Quão adequado é o paradigma para atos de concentração, baseado apenas no faturamento de adquirente e adquirido?
Essa convergência endêmica da internet rumo à dominância de um único agente traz à tona uma consideração importante: Num ambiente em que sinergias em rede favorecem o crescimento exponencial de um agente dentro do mercado relevante (e do próprio mercado relevante), a ordem natural das concentrações de mercado se inverte. Primeiro se escala em market share para com base nisso incrementar o faturamento.
O enorme investimento na busca pelos unicórnios das aplicações de internet (startups com valuation acima de US$ 1bi) talvez explique essa inversão entre ganho de market share e aumento do faturamento. Os fundos de private equity e venture capital (VC/PE) despejam enormes quantidades de recursos nas suas startups para que elas desenvolvam tecnologias, adquiram usuários e expandam mercados – mesmo que faturando pouco. Ao longo desse caminho, permeado por prejuízos milionários ano após ano, muitas fusões e aquisições horizontais frequentemente ocorrem.
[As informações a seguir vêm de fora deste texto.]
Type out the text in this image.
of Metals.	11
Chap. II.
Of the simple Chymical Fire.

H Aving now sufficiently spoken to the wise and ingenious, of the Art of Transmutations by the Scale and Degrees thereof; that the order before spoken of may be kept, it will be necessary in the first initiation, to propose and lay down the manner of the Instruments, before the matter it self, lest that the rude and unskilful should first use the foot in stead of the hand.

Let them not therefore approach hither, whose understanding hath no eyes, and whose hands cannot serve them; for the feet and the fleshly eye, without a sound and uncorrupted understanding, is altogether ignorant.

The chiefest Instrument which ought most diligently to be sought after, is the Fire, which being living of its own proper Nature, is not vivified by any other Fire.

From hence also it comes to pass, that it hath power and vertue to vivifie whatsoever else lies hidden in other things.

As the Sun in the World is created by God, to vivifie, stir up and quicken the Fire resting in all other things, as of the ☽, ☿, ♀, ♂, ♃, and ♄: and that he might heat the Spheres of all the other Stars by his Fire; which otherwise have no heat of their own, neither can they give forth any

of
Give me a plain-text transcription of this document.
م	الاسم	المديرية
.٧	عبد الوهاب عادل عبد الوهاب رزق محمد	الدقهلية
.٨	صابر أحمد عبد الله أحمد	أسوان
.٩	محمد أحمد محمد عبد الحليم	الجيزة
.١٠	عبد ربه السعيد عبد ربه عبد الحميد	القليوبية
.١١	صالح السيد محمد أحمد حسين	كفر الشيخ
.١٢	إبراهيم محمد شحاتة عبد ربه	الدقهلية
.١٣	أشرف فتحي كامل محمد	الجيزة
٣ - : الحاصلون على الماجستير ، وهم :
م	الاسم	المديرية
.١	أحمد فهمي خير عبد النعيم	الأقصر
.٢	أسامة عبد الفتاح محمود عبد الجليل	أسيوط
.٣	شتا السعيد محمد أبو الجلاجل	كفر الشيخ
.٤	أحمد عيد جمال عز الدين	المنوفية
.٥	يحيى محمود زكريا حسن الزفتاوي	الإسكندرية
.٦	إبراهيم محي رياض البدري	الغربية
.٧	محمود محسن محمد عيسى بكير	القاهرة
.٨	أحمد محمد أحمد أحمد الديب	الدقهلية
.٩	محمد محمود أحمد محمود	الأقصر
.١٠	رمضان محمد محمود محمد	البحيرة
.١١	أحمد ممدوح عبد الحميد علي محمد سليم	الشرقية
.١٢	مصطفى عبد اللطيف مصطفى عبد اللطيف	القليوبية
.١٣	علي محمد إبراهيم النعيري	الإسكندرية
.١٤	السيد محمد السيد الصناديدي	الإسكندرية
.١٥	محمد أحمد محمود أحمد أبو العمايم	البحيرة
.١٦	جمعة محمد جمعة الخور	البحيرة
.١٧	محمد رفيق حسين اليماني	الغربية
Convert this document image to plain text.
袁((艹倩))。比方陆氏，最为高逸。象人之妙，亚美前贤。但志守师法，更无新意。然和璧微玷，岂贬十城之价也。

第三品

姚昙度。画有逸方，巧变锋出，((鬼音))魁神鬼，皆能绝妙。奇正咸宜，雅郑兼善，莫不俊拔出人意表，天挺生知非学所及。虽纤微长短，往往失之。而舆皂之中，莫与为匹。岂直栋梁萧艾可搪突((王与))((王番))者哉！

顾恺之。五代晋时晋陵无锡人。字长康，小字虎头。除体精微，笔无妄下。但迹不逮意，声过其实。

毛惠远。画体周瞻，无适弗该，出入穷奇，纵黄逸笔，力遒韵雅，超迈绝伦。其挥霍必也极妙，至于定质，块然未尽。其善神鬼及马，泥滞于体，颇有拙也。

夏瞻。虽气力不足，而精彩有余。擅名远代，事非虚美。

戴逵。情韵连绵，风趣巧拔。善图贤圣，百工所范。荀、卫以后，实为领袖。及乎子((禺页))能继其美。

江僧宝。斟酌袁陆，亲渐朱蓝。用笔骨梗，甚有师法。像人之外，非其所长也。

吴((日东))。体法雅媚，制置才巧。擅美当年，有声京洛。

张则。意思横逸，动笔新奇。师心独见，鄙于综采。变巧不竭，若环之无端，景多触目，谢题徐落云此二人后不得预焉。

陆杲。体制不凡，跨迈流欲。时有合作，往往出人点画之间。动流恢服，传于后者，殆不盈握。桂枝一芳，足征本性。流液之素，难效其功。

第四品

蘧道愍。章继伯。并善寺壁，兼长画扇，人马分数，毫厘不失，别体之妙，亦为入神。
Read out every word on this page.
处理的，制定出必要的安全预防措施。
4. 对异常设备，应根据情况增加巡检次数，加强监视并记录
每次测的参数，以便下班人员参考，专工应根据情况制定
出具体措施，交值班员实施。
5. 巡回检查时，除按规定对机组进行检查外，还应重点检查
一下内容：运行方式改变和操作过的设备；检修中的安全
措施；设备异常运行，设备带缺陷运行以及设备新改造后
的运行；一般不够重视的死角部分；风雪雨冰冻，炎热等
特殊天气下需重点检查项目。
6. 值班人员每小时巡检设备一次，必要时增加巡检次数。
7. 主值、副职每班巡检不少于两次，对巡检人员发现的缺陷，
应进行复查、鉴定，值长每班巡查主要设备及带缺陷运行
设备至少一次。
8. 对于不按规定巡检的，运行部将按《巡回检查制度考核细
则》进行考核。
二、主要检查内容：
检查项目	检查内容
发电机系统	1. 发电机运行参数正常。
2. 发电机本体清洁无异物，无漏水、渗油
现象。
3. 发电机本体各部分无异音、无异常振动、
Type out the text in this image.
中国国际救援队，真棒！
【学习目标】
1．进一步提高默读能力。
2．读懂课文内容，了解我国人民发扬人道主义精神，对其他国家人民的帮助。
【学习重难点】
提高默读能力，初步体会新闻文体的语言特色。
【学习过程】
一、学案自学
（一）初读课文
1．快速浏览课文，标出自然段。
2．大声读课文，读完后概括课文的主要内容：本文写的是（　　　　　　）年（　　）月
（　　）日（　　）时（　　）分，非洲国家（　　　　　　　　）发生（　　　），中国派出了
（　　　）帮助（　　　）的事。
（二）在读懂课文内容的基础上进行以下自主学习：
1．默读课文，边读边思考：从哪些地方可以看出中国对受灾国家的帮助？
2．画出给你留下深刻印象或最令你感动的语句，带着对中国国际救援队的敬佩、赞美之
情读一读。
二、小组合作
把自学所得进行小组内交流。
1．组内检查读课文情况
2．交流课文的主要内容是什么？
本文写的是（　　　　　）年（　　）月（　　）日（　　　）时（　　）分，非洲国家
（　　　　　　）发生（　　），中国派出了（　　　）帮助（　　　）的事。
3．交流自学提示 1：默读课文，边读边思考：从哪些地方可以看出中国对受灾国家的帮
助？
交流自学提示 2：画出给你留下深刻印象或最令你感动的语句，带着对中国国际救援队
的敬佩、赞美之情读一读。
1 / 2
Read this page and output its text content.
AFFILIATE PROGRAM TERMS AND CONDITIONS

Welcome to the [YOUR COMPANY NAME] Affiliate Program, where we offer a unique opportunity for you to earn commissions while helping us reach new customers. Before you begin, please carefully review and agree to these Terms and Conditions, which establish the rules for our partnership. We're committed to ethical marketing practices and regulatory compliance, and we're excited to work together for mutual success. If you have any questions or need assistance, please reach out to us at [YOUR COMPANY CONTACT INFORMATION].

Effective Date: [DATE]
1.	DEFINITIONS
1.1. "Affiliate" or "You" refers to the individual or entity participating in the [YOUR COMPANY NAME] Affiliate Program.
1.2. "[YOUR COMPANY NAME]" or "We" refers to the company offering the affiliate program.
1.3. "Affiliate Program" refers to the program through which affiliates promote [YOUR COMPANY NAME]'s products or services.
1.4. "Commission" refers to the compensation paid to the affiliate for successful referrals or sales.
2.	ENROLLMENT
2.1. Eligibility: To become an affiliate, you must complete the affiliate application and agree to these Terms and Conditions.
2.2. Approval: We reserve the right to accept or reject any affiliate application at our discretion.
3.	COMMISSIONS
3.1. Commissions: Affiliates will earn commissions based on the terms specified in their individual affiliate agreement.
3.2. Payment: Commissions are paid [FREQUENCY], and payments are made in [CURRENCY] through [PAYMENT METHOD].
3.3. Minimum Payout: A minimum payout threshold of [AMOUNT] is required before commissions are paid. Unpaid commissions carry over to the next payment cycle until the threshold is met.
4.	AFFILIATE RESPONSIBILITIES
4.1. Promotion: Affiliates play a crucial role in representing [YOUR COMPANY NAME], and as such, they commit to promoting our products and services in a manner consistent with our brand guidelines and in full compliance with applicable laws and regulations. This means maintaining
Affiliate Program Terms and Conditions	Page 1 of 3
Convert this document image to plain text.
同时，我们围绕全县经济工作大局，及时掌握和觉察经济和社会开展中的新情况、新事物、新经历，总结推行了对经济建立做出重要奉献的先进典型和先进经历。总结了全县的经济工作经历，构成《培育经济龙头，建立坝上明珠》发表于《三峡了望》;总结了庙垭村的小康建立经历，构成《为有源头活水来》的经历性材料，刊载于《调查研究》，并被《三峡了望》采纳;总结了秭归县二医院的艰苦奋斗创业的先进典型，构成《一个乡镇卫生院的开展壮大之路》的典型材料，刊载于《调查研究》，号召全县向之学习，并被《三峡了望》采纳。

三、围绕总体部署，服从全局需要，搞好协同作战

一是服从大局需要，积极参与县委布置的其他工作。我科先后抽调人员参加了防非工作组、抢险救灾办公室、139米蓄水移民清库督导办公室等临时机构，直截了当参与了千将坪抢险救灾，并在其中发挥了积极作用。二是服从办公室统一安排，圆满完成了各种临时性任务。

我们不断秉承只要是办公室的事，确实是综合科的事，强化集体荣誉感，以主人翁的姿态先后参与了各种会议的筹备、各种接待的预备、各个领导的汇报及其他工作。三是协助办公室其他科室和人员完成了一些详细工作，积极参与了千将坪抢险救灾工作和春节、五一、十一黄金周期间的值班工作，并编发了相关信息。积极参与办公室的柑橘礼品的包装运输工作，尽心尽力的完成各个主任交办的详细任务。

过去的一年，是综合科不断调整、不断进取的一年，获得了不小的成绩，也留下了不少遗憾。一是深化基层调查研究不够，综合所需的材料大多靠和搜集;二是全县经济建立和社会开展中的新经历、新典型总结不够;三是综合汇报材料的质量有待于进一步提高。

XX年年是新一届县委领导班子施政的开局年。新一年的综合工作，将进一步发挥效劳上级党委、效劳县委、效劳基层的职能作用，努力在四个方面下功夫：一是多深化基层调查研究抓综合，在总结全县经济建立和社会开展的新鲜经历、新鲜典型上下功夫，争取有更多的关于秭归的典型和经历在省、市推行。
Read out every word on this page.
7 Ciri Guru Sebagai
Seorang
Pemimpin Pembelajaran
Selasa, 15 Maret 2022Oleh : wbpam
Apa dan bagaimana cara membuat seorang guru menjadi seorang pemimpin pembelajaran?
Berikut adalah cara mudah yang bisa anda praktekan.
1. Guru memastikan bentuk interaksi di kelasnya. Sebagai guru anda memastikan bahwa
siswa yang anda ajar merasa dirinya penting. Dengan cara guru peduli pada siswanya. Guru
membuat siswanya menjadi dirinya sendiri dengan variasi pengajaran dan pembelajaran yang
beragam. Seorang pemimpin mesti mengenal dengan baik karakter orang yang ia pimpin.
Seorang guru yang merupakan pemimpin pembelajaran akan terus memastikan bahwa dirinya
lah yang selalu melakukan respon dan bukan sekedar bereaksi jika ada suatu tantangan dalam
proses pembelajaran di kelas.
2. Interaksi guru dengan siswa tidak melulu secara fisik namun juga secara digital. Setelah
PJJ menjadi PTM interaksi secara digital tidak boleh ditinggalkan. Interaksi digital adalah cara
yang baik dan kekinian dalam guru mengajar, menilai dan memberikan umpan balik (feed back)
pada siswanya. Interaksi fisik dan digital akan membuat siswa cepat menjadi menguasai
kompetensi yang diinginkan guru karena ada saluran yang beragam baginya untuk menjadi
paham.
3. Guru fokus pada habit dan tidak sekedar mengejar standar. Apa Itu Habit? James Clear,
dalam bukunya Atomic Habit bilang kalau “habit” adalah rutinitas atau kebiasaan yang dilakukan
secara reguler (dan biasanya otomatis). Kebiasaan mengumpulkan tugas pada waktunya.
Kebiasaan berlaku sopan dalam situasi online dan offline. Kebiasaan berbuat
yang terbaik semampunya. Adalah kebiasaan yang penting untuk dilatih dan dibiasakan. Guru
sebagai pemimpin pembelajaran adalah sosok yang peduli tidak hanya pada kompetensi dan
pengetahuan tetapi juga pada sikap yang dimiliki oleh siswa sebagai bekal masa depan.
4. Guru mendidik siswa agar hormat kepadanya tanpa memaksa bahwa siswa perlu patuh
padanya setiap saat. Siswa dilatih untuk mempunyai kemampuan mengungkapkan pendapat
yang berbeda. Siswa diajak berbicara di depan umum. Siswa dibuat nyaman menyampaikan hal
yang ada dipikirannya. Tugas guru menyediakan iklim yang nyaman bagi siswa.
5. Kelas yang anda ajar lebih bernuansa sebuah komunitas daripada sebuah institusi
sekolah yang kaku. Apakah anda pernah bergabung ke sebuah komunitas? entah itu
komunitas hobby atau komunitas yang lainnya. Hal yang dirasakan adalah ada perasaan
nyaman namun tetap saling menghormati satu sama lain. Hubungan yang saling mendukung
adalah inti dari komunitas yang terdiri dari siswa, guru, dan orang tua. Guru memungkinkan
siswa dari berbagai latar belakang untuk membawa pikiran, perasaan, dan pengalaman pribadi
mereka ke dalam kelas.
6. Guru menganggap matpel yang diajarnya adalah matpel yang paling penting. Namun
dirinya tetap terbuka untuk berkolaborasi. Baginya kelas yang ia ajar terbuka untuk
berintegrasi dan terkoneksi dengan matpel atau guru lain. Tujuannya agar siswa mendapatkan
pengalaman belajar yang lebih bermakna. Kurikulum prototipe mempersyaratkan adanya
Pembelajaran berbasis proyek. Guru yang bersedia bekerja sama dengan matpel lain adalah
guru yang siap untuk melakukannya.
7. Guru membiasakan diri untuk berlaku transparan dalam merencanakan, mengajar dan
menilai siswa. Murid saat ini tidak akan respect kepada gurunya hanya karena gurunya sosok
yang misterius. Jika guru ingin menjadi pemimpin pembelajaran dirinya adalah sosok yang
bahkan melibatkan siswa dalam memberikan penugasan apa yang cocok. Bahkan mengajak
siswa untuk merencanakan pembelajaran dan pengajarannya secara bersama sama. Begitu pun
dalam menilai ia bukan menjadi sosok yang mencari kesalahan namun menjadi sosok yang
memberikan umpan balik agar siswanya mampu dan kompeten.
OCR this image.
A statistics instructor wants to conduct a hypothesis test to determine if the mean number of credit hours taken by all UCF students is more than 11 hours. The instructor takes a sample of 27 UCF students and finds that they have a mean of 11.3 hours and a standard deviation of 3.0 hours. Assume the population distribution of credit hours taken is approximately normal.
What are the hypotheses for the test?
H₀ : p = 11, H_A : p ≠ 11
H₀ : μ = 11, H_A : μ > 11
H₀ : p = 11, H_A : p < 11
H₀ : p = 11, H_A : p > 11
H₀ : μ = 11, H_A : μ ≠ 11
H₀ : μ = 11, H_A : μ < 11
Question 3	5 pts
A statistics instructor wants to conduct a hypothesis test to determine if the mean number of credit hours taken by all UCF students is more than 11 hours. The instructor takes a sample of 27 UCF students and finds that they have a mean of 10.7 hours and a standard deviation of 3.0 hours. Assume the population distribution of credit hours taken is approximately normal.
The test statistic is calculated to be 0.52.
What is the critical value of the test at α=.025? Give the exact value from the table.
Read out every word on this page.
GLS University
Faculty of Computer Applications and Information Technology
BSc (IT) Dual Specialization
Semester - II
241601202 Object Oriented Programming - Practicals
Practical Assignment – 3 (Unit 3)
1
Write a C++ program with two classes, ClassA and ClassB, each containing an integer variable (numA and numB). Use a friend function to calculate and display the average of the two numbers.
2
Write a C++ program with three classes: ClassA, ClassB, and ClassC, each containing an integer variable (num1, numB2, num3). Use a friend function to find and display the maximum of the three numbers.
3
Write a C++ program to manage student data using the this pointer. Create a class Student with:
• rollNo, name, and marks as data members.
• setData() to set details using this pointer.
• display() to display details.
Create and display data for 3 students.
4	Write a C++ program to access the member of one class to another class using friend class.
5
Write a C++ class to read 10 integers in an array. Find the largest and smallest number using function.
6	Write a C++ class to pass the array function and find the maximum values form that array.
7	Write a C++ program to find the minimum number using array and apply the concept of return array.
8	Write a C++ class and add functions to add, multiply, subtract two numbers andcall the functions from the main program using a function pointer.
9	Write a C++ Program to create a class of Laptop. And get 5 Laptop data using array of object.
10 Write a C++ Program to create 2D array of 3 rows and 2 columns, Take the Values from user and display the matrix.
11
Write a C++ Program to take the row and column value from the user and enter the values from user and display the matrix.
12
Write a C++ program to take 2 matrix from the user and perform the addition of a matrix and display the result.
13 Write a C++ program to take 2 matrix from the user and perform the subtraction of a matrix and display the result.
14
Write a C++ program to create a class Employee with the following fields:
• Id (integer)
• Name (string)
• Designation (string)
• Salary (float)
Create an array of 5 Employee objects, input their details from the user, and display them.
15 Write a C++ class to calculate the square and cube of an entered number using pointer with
Por trás de tal estratégia, está a expectativa de que criada a posição de domínio no mercado relevante, a empresa crescerá em faturamento e entregará rentabilidade. Apenas a partir de tal momento que o consumidor final passa a pagar a conta.
Graças ao enorme investimento dos fundos de VC/PE em startups, mesmo antes de qualquer faturamento relevante, pode já se estar diante de uma empresa detentora de enorme market share, em um mercado relevante em franco crescimento. Ante a isso, quão adequado é o atual paradigma de análise para atos de concentração, baseado unicamente no faturamento de adquirente e adquirido?
Com a introdução da Lei no 12.529/2011, o Sistema Brasileiro de Defesa da Concorrência (SBDC) passou a não mais demandar a notificação de atos de concentração (AC) em razão apenas da concentração superior a 20%. Era o que ocorria sob a vigência da lei antitruste anterior.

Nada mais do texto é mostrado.